After Trump fired Comey as FBI director last May, news emerged that Comey kept contemporaneous memos on his conversations with Trump, claiming Trump had asked him to end the investigation into former national security adviser Michael Flynn. Following reports of the memos, Deputy Attorney General Rod Rosenstein appointed former FBI Director Robert Mueller to lead a special counsel probe into alleged Russian interference in the 2016 election and potential coordination between Trump's associates and Russia.
Comey went on to deliver blockbuster testimony before the Senate Intelligence Committee, where he accused the President of lying about their interactions.
In his book, Comey wrote about Trump's concern over allegations about blackmail and prostitution contained in an opposition research dossier on Trump written by ex-British intelligence office Christopher Steele, which Comey said the President referred to as "the golden showers thing."
News of the book's contents Thursday set into motion Comey's expected reemergence in the public eye, ahead of his upcoming book tour.
Comey, a former prosecutor, said in the book that he saw much in common between Trump and the mob bosses he had pursued in a past life.

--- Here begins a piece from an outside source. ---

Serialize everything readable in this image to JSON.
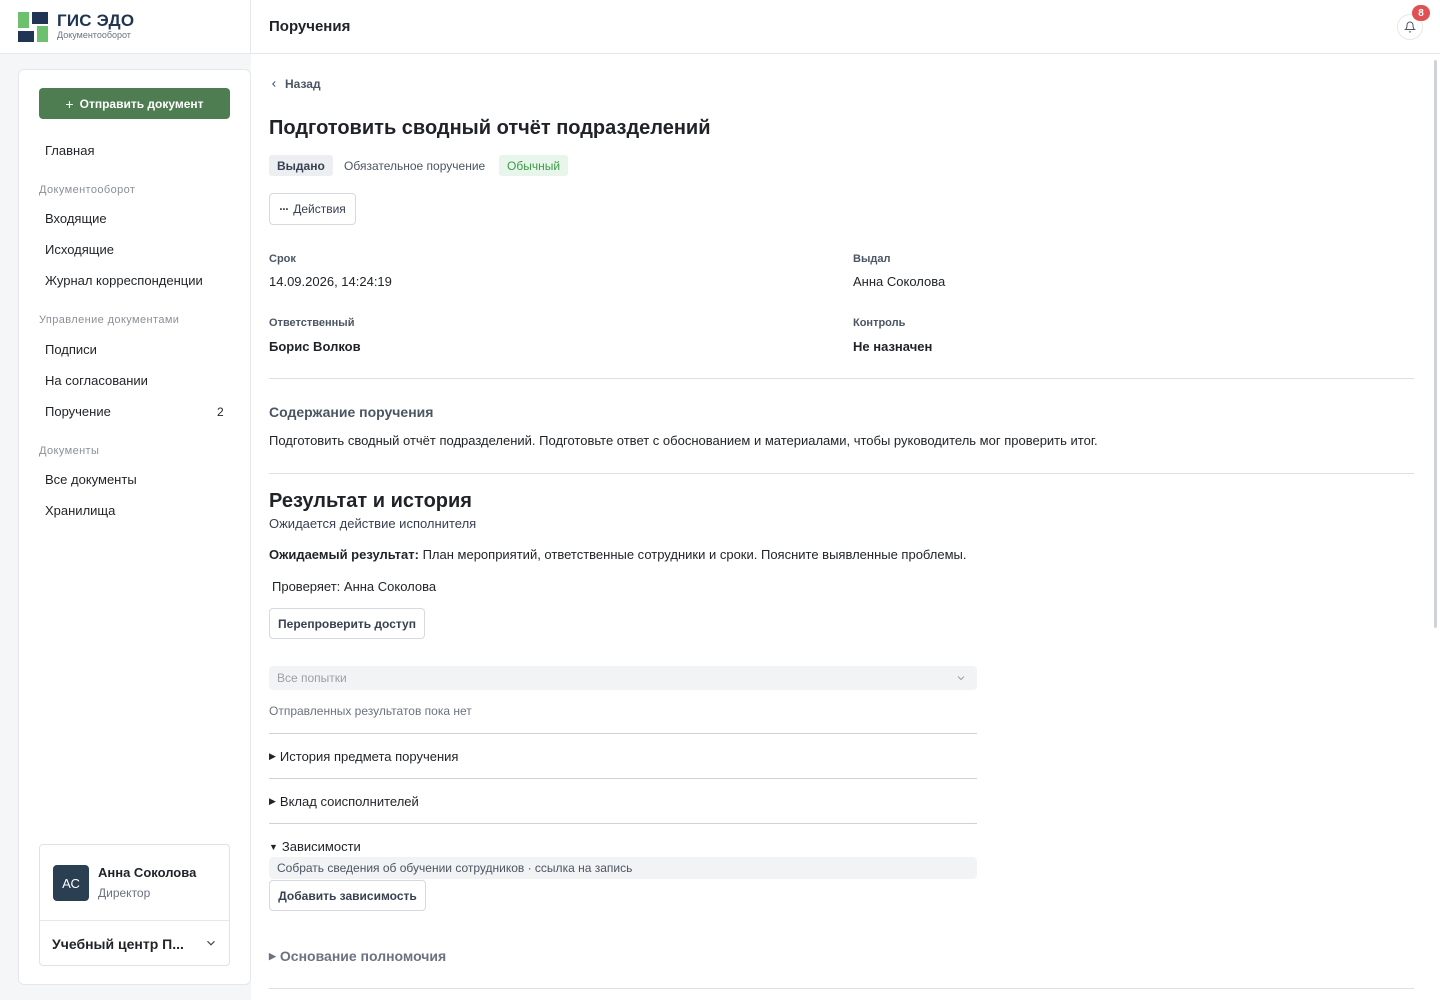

Comey wrote in one passage that Trump gave him "flashbacks to my earlier career as a prosecutor against the mob."
"The silent circle of assent," Comey described. "The boss in complete control. The loyalty oaths. The us-versus-them worldview. The lying about all things, large and small, in service to some code of loyalty that put the organization above morality and above the truth."

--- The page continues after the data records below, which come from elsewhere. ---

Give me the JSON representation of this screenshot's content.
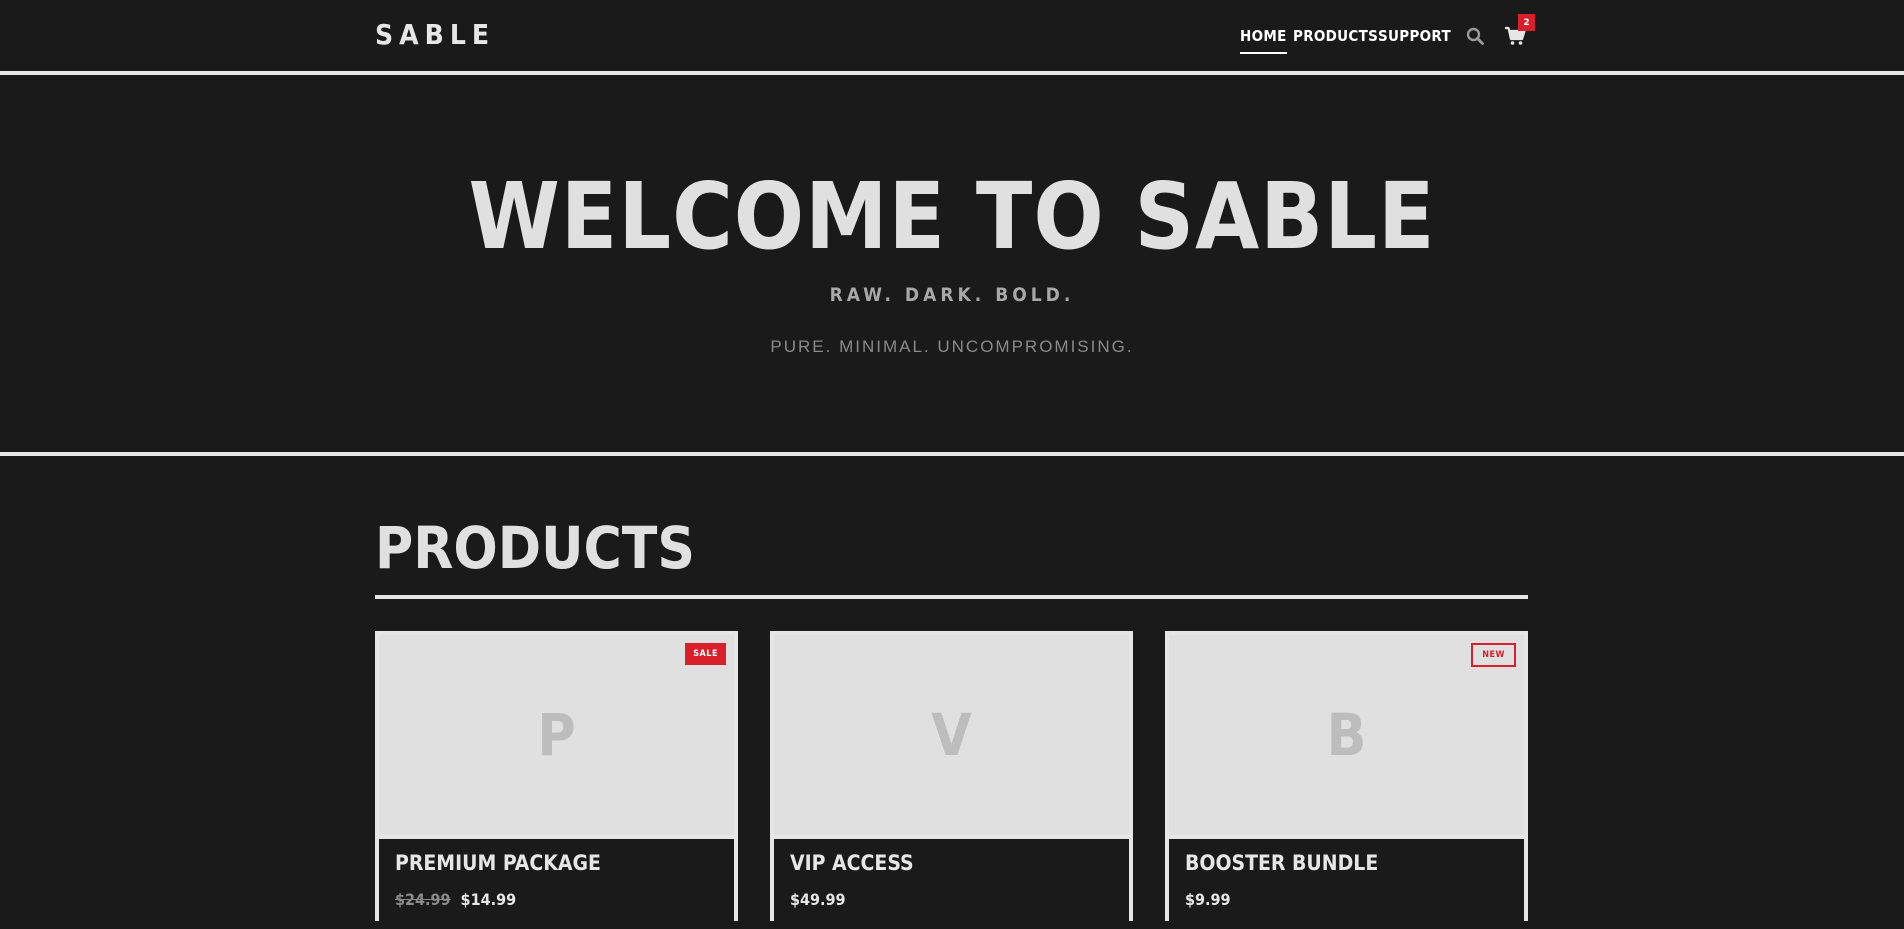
{
  "header": {
    "logo": "SABLE",
    "nav": [
      {
        "label": "HOME",
        "active": true
      },
      {
        "label": "PRODUCTS",
        "active": false
      },
      {
        "label": "SUPPORT",
        "active": false
      }
    ],
    "search_icon": "search-icon",
    "cart_icon": "cart-icon",
    "cart_count": "2"
  },
  "hero": {
    "title": "WELCOME TO SABLE",
    "subtitle": "RAW. DARK. BOLD.",
    "tagline": "PURE. MINIMAL. UNCOMPROMISING."
  },
  "products": {
    "title": "PRODUCTS",
    "items": [
      {
        "initial": "P",
        "name": "PREMIUM PACKAGE",
        "old_price": "$24.99",
        "price": "$14.99",
        "badge": "SALE"
      },
      {
        "initial": "V",
        "name": "VIP ACCESS",
        "old_price": "",
        "price": "$49.99",
        "badge": ""
      },
      {
        "initial": "B",
        "name": "BOOSTER BUNDLE",
        "old_price": "",
        "price": "$9.99",
        "badge": "NEW"
      }
    ]
  },
  "colors": {
    "background": "#1a1a1a",
    "text": "#e0e0e0",
    "accent": "#d9202a"
  }
}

He even drew parallels between a visit to Trump Tower and New York Mafia social clubs he'd seen in the 1980s and 1990s.
Comey portrays President as a bully and a liar who sought to muscle federal investigators like himself.
"What is happening now is not normal," Comey wrote.

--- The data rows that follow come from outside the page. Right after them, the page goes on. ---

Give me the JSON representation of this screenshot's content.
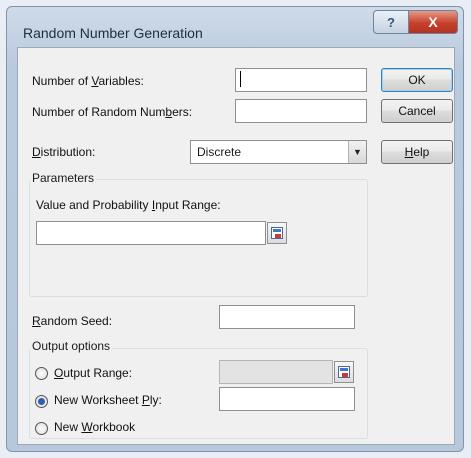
{
  "window": {
    "title": "Random Number Generation",
    "help_glyph": "?",
    "close_glyph": "X"
  },
  "labels": {
    "num_variables_pre": "Number of ",
    "num_variables_acc": "V",
    "num_variables_post": "ariables:",
    "num_random_pre": "Number of Random Num",
    "num_random_acc": "b",
    "num_random_post": "ers:",
    "distribution_acc": "D",
    "distribution_post": "istribution:",
    "parameters": "Parameters",
    "value_prob_pre": "Value and Probability ",
    "value_prob_acc": "I",
    "value_prob_post": "nput Range:",
    "random_seed_acc": "R",
    "random_seed_post": "andom Seed:",
    "output_options": "Output options",
    "output_range_acc": "O",
    "output_range_post": "utput Range:",
    "new_ws_pre": "New Worksheet ",
    "new_ws_acc": "P",
    "new_ws_post": "ly:",
    "new_wb_pre": "New ",
    "new_wb_acc": "W",
    "new_wb_post": "orkbook"
  },
  "buttons": {
    "ok": "OK",
    "cancel": "Cancel",
    "help_acc": "H",
    "help_post": "elp"
  },
  "distribution": {
    "selected": "Discrete"
  },
  "inputs": {
    "num_variables": "",
    "num_random": "",
    "value_prob_range": "",
    "random_seed": "",
    "output_range": "",
    "new_ws_ply": ""
  },
  "output": {
    "selected": "new_worksheet_ply"
  },
  "colors": {
    "accent": "#3c7fb1",
    "close": "#c7402a"
  }
}
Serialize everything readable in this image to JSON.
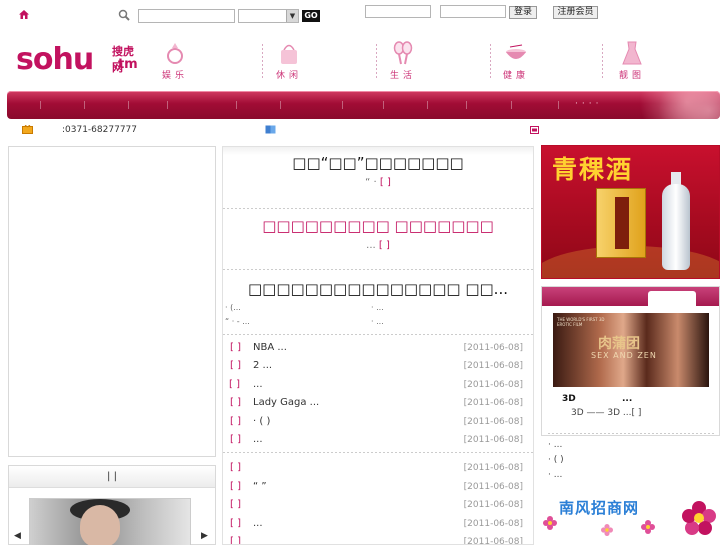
{
  "topbar": {
    "go_label": "GO",
    "login_label": "登录",
    "register_label": "注册会员"
  },
  "logo": {
    "main": "sohu",
    "cn": "搜虎网",
    "tm": ".tm"
  },
  "nav": [
    {
      "label": "娱乐",
      "icon": "ring-icon"
    },
    {
      "label": "休闲",
      "icon": "handbag-icon"
    },
    {
      "label": "生活",
      "icon": "tennis-icon"
    },
    {
      "label": "健康",
      "icon": "bowl-icon"
    },
    {
      "label": "靓图",
      "icon": "dress-icon"
    }
  ],
  "infobar": {
    "phone": ":0371-68277777"
  },
  "left": {
    "box2_header": "|    |"
  },
  "center": {
    "headline1": "□□“□□”□□□□□□□",
    "summary1": "“ ·",
    "summary1_more": "[ ]",
    "headline2": "□□□□□□□□□ □□□□□□□",
    "summary2": "...",
    "summary2_more": "[ ]",
    "headline3": "□□□□□□□□□□□□□□□ □□...",
    "mini1": "·        (...",
    "mini2": "·        ...",
    "mini3": "“    ·  - ...",
    "mini4": "·        ...",
    "news": [
      {
        "bracket": "[ ]",
        "title": "NBA             ...",
        "date": "[2011-06-08]"
      },
      {
        "bracket": "[ ]",
        "title": "           2     ...",
        "date": "[2011-06-08]"
      },
      {
        "bracket": "[ ]",
        "title": "                 ...",
        "date": "[2011-06-08]"
      },
      {
        "bracket": "[ ]",
        "title": "Lady Gaga          ...",
        "date": "[2011-06-08]"
      },
      {
        "bracket": "[ ]",
        "title": "       ·        (  )",
        "date": "[2011-06-08]"
      },
      {
        "bracket": "[ ]",
        "title": "                    ...",
        "date": "[2011-06-08]"
      },
      {
        "bracket": "[ ]",
        "title": "",
        "date": "[2011-06-08]"
      },
      {
        "bracket": "[ ]",
        "title": "       “  ”",
        "date": "[2011-06-08]"
      },
      {
        "bracket": "[ ]",
        "title": "",
        "date": "[2011-06-08]"
      },
      {
        "bracket": "[ ]",
        "title": "                    ...",
        "date": "[2011-06-08]"
      },
      {
        "bracket": "[ ]",
        "title": "",
        "date": "[2011-06-08]"
      }
    ]
  },
  "right": {
    "ad1_title": "青稞酒",
    "movie_logo_cn": "肉蒲团",
    "movie_logo_en": "SEX AND ZEN",
    "movie_tagline": "THE WORLD'S FIRST 3D EROTIC FILM",
    "movie_title": "3D",
    "movie_title_more": "...",
    "movie_desc": "3D    ——  3D        ...[ ]",
    "list": [
      "·         ...",
      "·       ( )",
      "·         ..."
    ],
    "ad2_title": "南风招商网"
  }
}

Comey found Trump obsessed with the prostitution allegation, saying that Trump spoke to him on four separate occasions to deny the claim.
The Steele dossier includes an unverified claim that Russian authorities recorded Trump watching prostitutes urinate in a hotel suite.
Comey said Trump called him on January 11, 2017, to explain away the claim.
"'I'm a germaphobe,'" Comey quoted Trump saying. "'There's no way I would let people pee on each other around me. No way.'"
CNN reported shortly before Trump took office that top intelligence officials, including Comey, presented Trump with claims of Russian efforts to compromise him. BuzzFeed News published the full, unverified dossier that included the infamous claim.
Trump lashed out at the reports in a news conference in January 2017, saying, "It's all fake news. It's phony stuff. It didn't happen."
Comey said on the fourth occasion Trump brought up the allegation -- during a March 30, 2017, call -- the President mentioned that the situation was difficult for first lady Melania Trump.
"For about the fourth time, he argued that the 'golden showers thing' wasn't true," Comey wrote, saying Trump asked, "'Can you imagine me, hookers?'"
In the book, Comey also addresses one of the most controversial aspects of his tenure atop the FBI -- the decision, just days before the election, to inform Congress that the agency had discovered emails potentially related to the investigation into Hillary Clinton's email practices as secretary of state.
Comey said he has wondered if his assumption that Clinton would inevitably win influenced his choices.
"It is entirely possible that, because I was making decisions in an environment where Hillary Clinton was sure to be the next president, my concern about making her an illegitimate president by concealing the restarted investigation bore greater weight than it would have if the election appeared closer or if Donald Trump were ahead in all polls," Comey wrote. "But I don't know."
Clinton, for her part, has pointed to Comey's controversial decisions as a cause of her defeat.
"He, I think, forever changed history," she told CNN last year.